Saxl graphs of primitive affine groups with sporadic point stabilisers

TL;DR

This paper investigates a conjecture about Saxl graphs of primitive affine groups with sporadic point stabilisers, confirming it in most cases and providing new insights into the structure of these groups.

Contribution

It verifies a conjecture on Saxl graphs for a class of affine groups with sporadic stabilisers, extending understanding of their combinatorial properties.

Findings

Conjecture holds in all but ten cases for the specified groups.

Saxl graphs exhibit the property that every two vertices have a common neighbour in these cases.
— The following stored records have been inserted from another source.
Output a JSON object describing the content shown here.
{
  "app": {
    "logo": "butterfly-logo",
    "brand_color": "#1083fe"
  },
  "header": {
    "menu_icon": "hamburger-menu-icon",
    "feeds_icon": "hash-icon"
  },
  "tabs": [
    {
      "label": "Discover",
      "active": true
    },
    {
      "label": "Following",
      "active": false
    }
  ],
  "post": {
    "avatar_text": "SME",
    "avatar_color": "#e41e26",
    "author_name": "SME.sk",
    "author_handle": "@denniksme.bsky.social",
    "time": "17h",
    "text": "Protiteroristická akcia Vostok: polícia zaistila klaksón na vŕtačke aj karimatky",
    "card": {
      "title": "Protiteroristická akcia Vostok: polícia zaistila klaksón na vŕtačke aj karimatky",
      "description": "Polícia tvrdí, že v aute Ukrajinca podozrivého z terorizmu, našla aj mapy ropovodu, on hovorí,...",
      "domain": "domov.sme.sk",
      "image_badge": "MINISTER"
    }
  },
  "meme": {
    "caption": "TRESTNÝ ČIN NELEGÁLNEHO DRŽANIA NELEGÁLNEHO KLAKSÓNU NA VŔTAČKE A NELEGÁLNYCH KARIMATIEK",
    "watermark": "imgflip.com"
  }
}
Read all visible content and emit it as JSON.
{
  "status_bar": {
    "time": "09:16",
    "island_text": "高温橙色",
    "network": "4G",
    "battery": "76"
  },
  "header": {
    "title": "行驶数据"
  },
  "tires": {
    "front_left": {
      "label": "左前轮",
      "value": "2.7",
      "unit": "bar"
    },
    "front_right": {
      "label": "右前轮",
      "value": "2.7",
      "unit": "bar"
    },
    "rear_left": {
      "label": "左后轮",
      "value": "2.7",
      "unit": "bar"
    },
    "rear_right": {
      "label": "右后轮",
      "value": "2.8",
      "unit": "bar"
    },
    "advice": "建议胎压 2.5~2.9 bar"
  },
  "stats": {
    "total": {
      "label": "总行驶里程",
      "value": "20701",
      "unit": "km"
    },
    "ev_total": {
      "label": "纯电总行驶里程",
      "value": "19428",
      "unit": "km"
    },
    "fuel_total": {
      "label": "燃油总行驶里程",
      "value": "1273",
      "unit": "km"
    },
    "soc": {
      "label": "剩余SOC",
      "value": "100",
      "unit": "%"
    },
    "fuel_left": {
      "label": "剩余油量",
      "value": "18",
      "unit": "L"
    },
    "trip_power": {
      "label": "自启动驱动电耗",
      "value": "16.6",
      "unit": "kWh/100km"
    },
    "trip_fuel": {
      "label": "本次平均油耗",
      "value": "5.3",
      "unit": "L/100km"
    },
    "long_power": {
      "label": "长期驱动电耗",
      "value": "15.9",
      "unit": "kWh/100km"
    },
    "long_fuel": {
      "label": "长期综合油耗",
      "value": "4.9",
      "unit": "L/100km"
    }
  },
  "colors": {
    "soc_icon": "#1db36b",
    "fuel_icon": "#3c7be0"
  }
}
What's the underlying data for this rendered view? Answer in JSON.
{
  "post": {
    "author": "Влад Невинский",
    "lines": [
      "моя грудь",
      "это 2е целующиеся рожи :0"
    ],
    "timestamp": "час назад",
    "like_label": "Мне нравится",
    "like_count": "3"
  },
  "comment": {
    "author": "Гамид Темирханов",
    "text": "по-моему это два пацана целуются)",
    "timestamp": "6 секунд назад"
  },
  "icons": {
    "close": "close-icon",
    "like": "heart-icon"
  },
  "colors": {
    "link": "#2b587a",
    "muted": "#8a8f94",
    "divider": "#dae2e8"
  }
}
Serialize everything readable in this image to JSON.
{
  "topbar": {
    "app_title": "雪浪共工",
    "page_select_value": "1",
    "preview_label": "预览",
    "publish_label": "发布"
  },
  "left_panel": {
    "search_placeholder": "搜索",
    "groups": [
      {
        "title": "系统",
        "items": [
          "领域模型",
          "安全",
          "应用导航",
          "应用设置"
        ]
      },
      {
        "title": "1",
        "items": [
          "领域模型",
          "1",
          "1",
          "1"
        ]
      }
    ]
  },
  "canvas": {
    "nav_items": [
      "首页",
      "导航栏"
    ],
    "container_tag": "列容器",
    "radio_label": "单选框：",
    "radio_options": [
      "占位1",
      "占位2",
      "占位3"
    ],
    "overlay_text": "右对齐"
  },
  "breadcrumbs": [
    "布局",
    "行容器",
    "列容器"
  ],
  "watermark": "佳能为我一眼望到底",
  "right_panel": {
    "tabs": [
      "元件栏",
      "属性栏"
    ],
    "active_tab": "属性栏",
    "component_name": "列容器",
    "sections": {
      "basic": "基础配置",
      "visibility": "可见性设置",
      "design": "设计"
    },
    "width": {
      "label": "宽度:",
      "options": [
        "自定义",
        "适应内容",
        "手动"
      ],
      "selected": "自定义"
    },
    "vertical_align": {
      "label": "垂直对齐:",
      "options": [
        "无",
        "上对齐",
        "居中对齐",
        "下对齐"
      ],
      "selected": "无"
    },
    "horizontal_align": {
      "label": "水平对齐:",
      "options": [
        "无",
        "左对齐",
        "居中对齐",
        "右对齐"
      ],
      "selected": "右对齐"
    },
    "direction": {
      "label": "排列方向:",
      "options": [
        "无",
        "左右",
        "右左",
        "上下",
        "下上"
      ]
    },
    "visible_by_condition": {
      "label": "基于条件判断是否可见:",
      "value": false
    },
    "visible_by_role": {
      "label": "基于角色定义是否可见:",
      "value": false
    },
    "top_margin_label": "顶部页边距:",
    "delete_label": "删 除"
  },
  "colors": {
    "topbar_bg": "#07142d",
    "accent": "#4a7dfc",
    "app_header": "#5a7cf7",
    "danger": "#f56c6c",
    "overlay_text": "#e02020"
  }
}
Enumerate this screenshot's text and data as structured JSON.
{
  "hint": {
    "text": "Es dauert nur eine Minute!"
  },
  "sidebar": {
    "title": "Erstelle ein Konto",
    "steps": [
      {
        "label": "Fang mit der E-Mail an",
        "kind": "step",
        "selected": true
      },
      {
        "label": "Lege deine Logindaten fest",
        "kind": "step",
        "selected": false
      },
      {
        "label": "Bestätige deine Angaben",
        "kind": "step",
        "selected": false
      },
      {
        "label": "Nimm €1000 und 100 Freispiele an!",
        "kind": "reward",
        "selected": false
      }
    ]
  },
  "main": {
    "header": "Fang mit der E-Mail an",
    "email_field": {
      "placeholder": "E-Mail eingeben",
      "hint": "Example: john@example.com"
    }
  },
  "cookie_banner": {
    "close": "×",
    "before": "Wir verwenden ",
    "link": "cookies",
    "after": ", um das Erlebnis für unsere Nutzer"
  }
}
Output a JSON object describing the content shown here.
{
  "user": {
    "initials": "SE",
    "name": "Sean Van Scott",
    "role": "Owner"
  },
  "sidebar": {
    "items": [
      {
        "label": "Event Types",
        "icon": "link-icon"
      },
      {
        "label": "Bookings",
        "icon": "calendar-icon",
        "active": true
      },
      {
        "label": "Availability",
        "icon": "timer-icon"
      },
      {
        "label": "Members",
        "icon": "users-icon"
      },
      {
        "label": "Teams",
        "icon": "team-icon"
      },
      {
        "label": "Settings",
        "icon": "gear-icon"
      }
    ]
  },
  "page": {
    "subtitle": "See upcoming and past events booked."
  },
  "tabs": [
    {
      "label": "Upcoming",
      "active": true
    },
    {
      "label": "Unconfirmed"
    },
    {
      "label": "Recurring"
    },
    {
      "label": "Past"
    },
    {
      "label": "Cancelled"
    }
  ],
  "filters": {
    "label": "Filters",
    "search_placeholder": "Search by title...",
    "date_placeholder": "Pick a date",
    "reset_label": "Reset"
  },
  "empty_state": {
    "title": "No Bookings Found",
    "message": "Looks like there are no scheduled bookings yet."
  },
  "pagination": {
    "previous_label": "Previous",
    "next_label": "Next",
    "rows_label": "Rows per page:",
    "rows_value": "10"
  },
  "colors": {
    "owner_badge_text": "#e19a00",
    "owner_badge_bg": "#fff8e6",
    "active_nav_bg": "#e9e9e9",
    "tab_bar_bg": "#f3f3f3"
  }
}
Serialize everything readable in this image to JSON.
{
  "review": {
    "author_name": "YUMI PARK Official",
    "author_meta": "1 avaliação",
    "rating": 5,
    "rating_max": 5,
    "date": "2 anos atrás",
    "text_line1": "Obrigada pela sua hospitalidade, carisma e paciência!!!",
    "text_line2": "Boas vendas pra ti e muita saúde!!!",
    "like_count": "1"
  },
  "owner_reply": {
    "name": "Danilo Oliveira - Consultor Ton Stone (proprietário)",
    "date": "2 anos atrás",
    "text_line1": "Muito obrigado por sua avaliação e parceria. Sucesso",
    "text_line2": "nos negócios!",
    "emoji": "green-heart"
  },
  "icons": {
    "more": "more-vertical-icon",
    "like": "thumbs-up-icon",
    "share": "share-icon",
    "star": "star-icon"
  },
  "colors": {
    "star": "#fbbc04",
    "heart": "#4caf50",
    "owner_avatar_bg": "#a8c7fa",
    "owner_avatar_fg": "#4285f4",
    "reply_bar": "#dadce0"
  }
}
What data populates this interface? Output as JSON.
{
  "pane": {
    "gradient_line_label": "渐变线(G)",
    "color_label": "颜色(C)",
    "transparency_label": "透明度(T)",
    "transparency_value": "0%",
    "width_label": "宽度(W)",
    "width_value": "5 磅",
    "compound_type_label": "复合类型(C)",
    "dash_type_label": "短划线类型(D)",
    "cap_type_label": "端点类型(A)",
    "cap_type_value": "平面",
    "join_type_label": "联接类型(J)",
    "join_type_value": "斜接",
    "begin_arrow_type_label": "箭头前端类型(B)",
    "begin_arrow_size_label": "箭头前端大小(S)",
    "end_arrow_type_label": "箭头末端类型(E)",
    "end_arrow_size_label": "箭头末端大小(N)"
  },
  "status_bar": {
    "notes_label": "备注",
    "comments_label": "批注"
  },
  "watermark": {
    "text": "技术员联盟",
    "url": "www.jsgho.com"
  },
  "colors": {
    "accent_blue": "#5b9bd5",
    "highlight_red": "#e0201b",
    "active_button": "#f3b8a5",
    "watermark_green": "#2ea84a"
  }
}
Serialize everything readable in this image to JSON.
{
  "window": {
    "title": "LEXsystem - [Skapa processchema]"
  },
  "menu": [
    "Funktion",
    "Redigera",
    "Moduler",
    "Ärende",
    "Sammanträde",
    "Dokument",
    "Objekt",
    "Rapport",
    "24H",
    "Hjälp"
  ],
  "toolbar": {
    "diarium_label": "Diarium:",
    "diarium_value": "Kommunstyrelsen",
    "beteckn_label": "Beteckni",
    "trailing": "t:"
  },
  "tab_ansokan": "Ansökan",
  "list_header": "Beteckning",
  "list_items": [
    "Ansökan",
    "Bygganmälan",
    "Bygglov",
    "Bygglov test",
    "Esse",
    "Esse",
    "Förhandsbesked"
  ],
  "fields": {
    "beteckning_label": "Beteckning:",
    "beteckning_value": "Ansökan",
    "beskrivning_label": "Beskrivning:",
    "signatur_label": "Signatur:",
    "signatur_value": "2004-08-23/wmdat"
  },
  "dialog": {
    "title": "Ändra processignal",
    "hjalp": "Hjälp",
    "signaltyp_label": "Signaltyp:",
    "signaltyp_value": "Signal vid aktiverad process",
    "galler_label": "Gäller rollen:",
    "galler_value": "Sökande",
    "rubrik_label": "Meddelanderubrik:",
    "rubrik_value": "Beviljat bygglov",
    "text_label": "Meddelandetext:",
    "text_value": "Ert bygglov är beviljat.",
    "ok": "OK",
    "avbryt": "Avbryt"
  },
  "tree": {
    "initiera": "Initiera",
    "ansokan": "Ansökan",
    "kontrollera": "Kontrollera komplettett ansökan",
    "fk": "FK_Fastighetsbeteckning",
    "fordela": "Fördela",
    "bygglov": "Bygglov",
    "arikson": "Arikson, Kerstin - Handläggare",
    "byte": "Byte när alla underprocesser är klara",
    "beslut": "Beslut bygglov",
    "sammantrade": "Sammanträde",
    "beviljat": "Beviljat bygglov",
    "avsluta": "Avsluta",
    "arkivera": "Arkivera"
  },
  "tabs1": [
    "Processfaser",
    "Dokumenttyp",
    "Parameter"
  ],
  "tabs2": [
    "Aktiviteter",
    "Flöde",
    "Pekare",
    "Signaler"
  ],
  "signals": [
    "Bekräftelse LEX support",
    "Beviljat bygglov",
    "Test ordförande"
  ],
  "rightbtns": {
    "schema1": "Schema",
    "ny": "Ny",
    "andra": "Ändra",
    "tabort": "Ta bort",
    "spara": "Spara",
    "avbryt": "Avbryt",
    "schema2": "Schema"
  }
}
Provides classification and verification for groups with sporadic simple point stabilisers.

Abstract

Let $G$ be a permutation group on a set $\Omega$. A base for $G$ is a subset of $\Omega$ whose pointwise stabiliser is trivial, and the base size of $G$ is the minimal cardinality of a base. If $G$ has base size $2$, then the corresponding Saxl graph $\Sigma(G)$ has vertex set $\Omega$ and two vertices are adjacent if they form a base for $G$. A recent conjecture of Burness and Giudici states that if $G$ is a finite primitive permutation group with base size $2$, then $\Sigma(G)$ has the property that every two vertices have a common neighbour. We investigate this conjecture when $G$ is an affine group and a point stabiliser is an almost quasisimple group whose unique quasisimple subnormal subgroup is a covering group of a sporadic simple group. We verify the conjecture under this assumption, in all but ten cases.